Perhaps the space force won't even be under the DoD. Certainly if broken out there would be a lot of USAF people wearing different uniforms the next day. Where would it go if not DoD? Maybe under Energy, the Department of Energy is already tasked with maintaining nuclear weapons and materials so if the space force is in charge of ICBMs, as well as satellites, then that fits well. (Then again it might make more sense to split the weapon development part of Energy back under the DoD, put the parts that actually deal with energy under Interior with things like oil, wind, and coal, and make Energy disappear. Rick Perry should be happy with that.) Put it under Homeland Security like the USCG. Maybe have it under Commerce with NOAA, they already manage a lot of satellites.
Oh, and another thing, Russia already has a space force. China has something similar, with a cumbersome name that might translate into English as "space force", it manages cyber warfare along with space warfare.
It's not that space is entirely peaceful now, satellite defence is a real issue, but symbolic gestures can have pretty big consequences.
With "Rocket Man" in NK developing ICBMs, and Iran developing rockets under the thin veil of a civilian space agency, it might be time to dispense with symbolism. Or alternately symbolize to these aggressors that we are taking anti-satellite weapons as a serious matter. Maybe NK and Iran are in fact developing the means to launch satellites and not nuclear weapon delivery systems, that doesn't mean these are not also weapons. If they start launching satellites that spy on us, jam communications, destroy our own satellites, or who knows what else, then it might be in our interest to develop a military branch to deal with this threat and announce we are doing so.

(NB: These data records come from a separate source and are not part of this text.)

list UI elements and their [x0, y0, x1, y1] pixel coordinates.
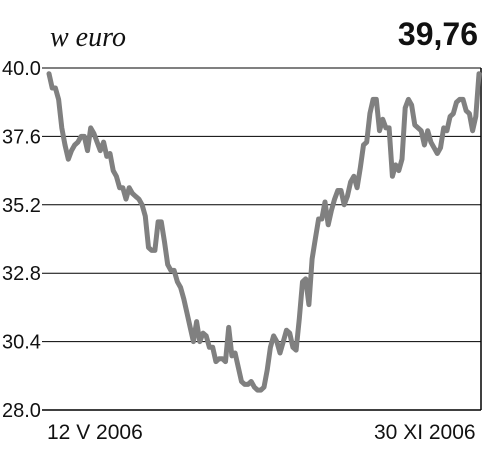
y-tick-label: 30.4 [2, 332, 41, 354]
y-tick-label: 40.0 [2, 58, 41, 80]
y-tick-label: 37.6 [2, 126, 41, 148]
gridlines [42, 67, 481, 343]
y-tick-label: 35.2 [2, 195, 41, 217]
last-value: 39,76 [397, 16, 478, 52]
price-line [46, 71, 482, 393]
y-axis-ticks: 28.0 30.4 32.8 35.2 37.6 40.0 [2, 58, 41, 422]
unit-label: w euro [50, 22, 126, 53]
x-end-label: 30 XI 2006 [374, 421, 476, 444]
x-start-label: 12 V 2006 [47, 421, 143, 444]
y-tick-label: 28.0 [2, 400, 41, 422]
y-tick-label: 32.8 [2, 263, 41, 285]
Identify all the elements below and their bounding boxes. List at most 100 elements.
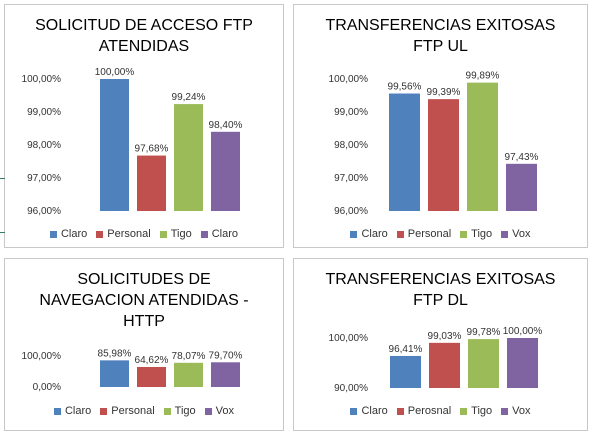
y-tick-label: 100,00% <box>22 74 62 85</box>
legend-item: Claro <box>350 227 388 241</box>
legend-label: Claro <box>211 228 238 240</box>
bar-claro <box>100 360 129 387</box>
data-label: 99,89% <box>466 71 500 82</box>
legend-swatch <box>350 230 358 238</box>
legend-swatch <box>100 407 108 415</box>
bar-perosnal <box>429 342 460 388</box>
data-label: 98,40% <box>209 120 243 131</box>
legend-label: Claro <box>64 405 92 417</box>
legend-item: Vox <box>501 227 531 241</box>
y-tick-label: 100,00% <box>329 74 369 85</box>
bar-tigo <box>174 362 203 387</box>
legend-item: Tigo <box>460 404 492 418</box>
bar-vox <box>507 338 538 388</box>
chart-title: TRANSFERENCIAS EXITOSAS FTP DL <box>325 271 556 309</box>
legend-label: Personal <box>111 405 155 417</box>
legend-swatch <box>204 407 212 415</box>
bar-vox <box>211 362 240 387</box>
legend-item: Personal <box>100 404 155 418</box>
chart-panel-ftp-access: SOLICITUD DE ACCESO FTP ATENDIDAS 100,00… <box>4 4 284 248</box>
chart-legend: Claro Personal Tigo Vox <box>294 227 587 241</box>
bar-claro <box>389 93 420 211</box>
bar-claro <box>100 79 129 211</box>
legend-swatch <box>159 230 167 238</box>
legend-item: Perosnal <box>396 404 452 418</box>
bar-tigo <box>467 82 498 211</box>
y-tick-label: 99,00% <box>27 107 61 118</box>
chart-title: TRANSFERENCIAS EXITOSAS FTP UL <box>325 17 556 55</box>
chart-panel-http: SOLICITUDES DE NAVEGACION ATENDIDAS - HT… <box>4 258 284 431</box>
legend-item: Personal <box>96 227 151 241</box>
y-tick-label: 0,00% <box>33 382 61 393</box>
data-label: 96,41% <box>389 344 423 355</box>
data-label: 99,24% <box>172 92 206 103</box>
y-tick-label: 98,00% <box>334 140 368 151</box>
chart-title: SOLICITUD DE ACCESO FTP ATENDIDAS <box>35 17 253 55</box>
legend-item: Personal <box>396 227 452 241</box>
legend-label: Vox <box>215 405 235 417</box>
legend-swatch <box>396 407 404 415</box>
y-tick-label: 90,00% <box>334 383 368 394</box>
legend-item: Vox <box>204 404 235 418</box>
data-label: 97,68% <box>135 144 169 155</box>
bar-tigo <box>174 104 203 211</box>
legend-label: Tigo <box>471 405 493 417</box>
legend-swatch <box>460 230 468 238</box>
legend-swatch <box>501 407 509 415</box>
bar-personal <box>428 99 459 211</box>
bar-claro <box>390 355 421 388</box>
y-tick-label: 99,00% <box>334 107 368 118</box>
edge-mark <box>0 232 5 233</box>
legend-label: Perosnal <box>407 405 452 417</box>
chart-panel-ftp-ul: TRANSFERENCIAS EXITOSAS FTP UL 100,00% 99… <box>293 4 588 248</box>
legend-swatch <box>49 230 57 238</box>
chart-panel-ftp-dl: TRANSFERENCIAS EXITOSAS FTP DL 100,00% 90… <box>293 258 588 431</box>
y-tick-label: 100,00% <box>22 351 62 362</box>
legend-label: Claro <box>361 405 388 417</box>
legend-label: Claro <box>60 228 88 240</box>
legend-label: Personal <box>407 228 452 240</box>
legend-item: Claro <box>350 404 388 418</box>
chart-plot: 100,00% 99,00% 98,00% 97,00% 96,00% 100,00% 97… <box>22 67 243 217</box>
legend-label: Vox <box>512 228 531 240</box>
legend-swatch <box>163 407 171 415</box>
legend-swatch <box>396 230 404 238</box>
data-label: 64,62% <box>135 355 169 366</box>
legend-swatch <box>53 407 61 415</box>
data-label: 99,03% <box>428 331 462 342</box>
bar-personal <box>137 155 166 211</box>
y-tick-label: 100,00% <box>329 333 369 344</box>
legend-label: Claro <box>361 228 388 240</box>
data-label: 78,07% <box>172 351 206 362</box>
chart-plot: 100,00%90,00%96,41%99,03% 99,78% 100,00% <box>329 326 543 394</box>
bar-vox <box>506 163 537 211</box>
legend-item: Tigo <box>460 227 492 241</box>
data-label: 100,00% <box>503 326 543 337</box>
legend-item: Claro <box>53 404 92 418</box>
edge-mark <box>0 178 5 179</box>
bar-claro <box>211 131 240 211</box>
legend-swatch <box>96 230 104 238</box>
data-label: 99,78% <box>467 327 501 338</box>
legend-label: Tigo <box>471 228 493 240</box>
bar-tigo <box>468 339 499 388</box>
legend-swatch <box>460 407 468 415</box>
legend-label: Tigo <box>170 228 192 240</box>
legend-swatch <box>200 230 208 238</box>
y-tick-label: 98,00% <box>27 140 61 151</box>
data-label: 79,70% <box>209 350 243 361</box>
y-tick-label: 96,00% <box>334 206 368 217</box>
legend-swatch <box>350 407 358 415</box>
data-label: 100,00% <box>95 67 135 78</box>
legend-item: Claro <box>200 227 238 241</box>
data-label: 85,98% <box>98 348 132 359</box>
chart-title: SOLICITUDES DE NAVEGACION ATENDIDAS - HT… <box>39 271 249 330</box>
legend-item: Tigo <box>163 404 196 418</box>
legend-label: Vox <box>512 405 531 417</box>
legend-label: Tigo <box>174 405 196 417</box>
legend-item: Tigo <box>159 227 192 241</box>
chart-legend: Claro Perosnal Tigo Vox <box>294 404 587 418</box>
y-tick-label: 97,00% <box>334 173 368 184</box>
chart-plot: 100,00% 0,00% 85,98%64,62% 78,07% 79,70% <box>22 348 243 393</box>
legend-item: Vox <box>501 404 531 418</box>
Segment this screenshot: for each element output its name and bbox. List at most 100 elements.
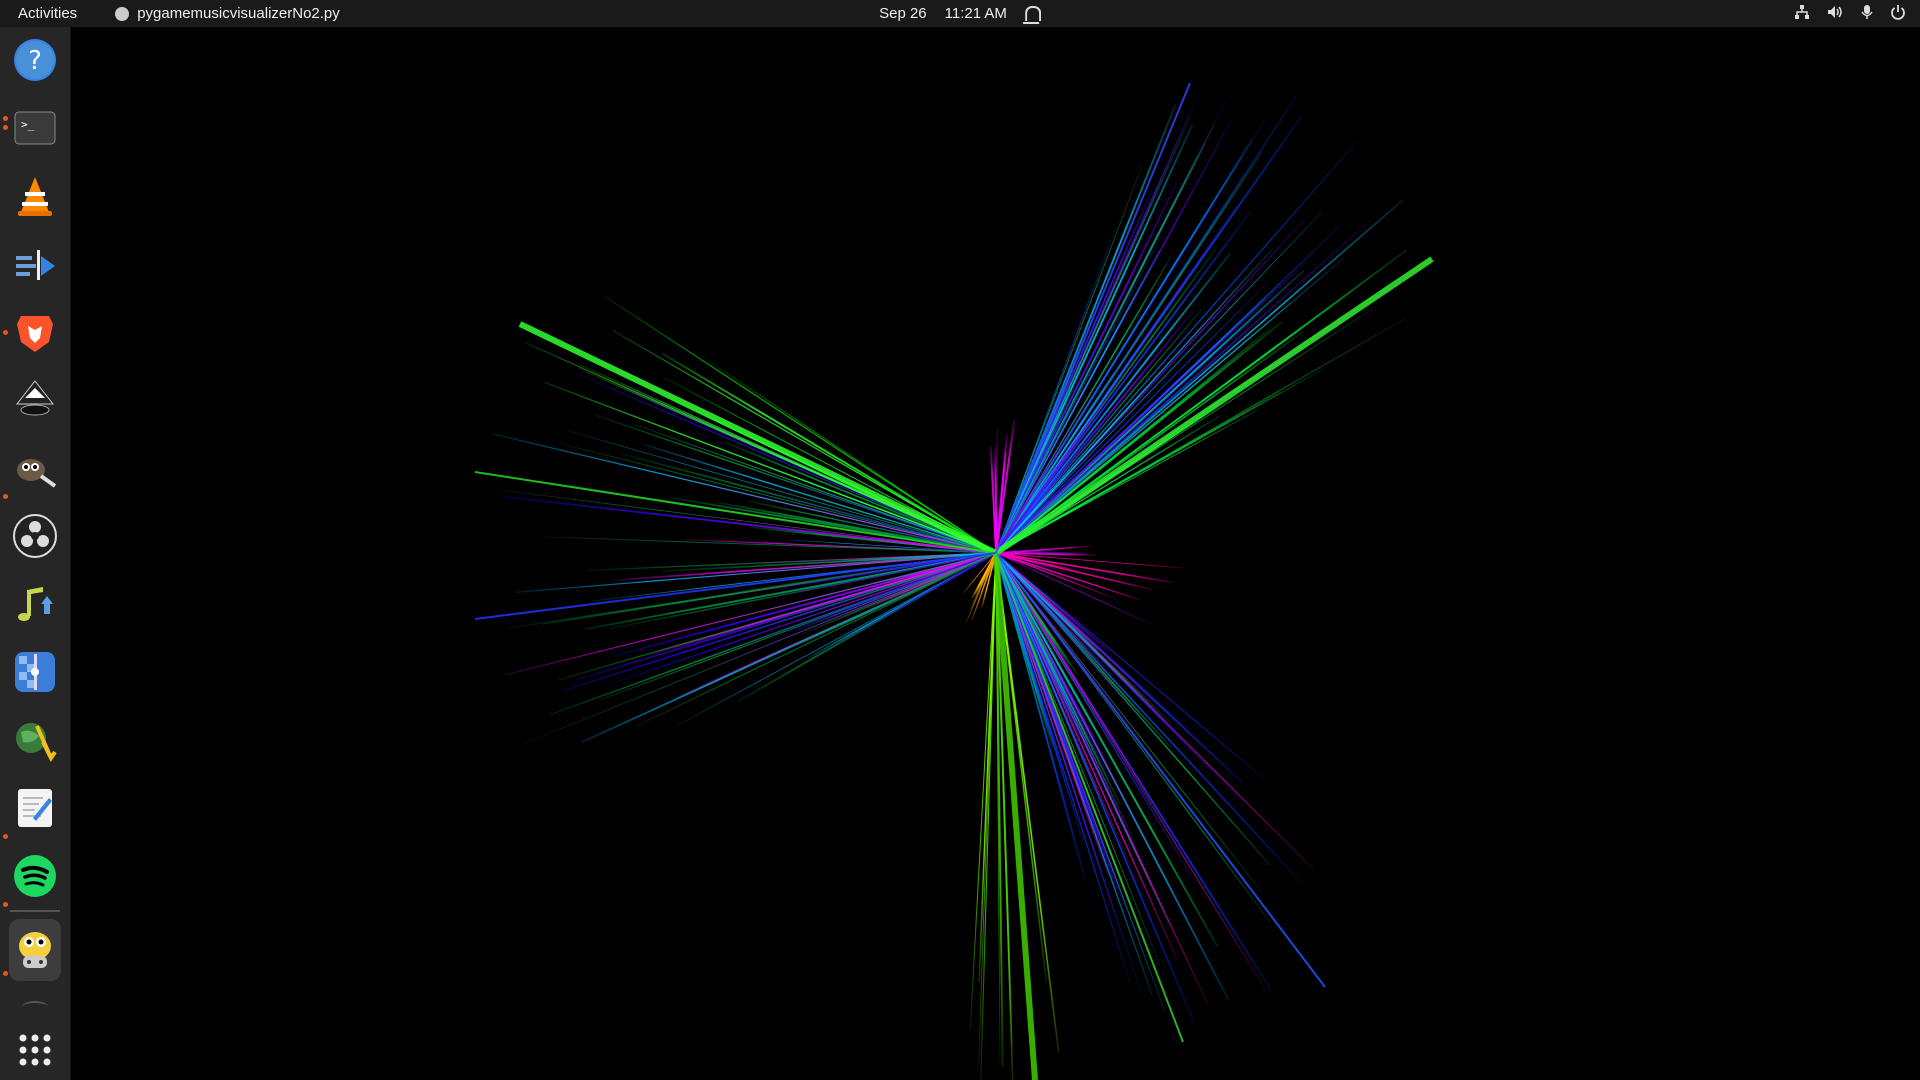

I just thought of something that might be something of a historical parallel. In WW1 we saw the first real use of modern chemical weapons. The USA created a "chemical corps" to develop our own chemical weapons. This quickly developed into a group more concerned with countermeasures to enemy chemical weapons. After the effects of chemical weapons horrified everyone the USA dropped the development of chemical weapons but kept this chemical corps to perform countermeasures. We still have this chemical corps in the US military purely as a countermeasure to others using chemical weapons. A space force could be just a group only to protect us from adversaries that weaponized space.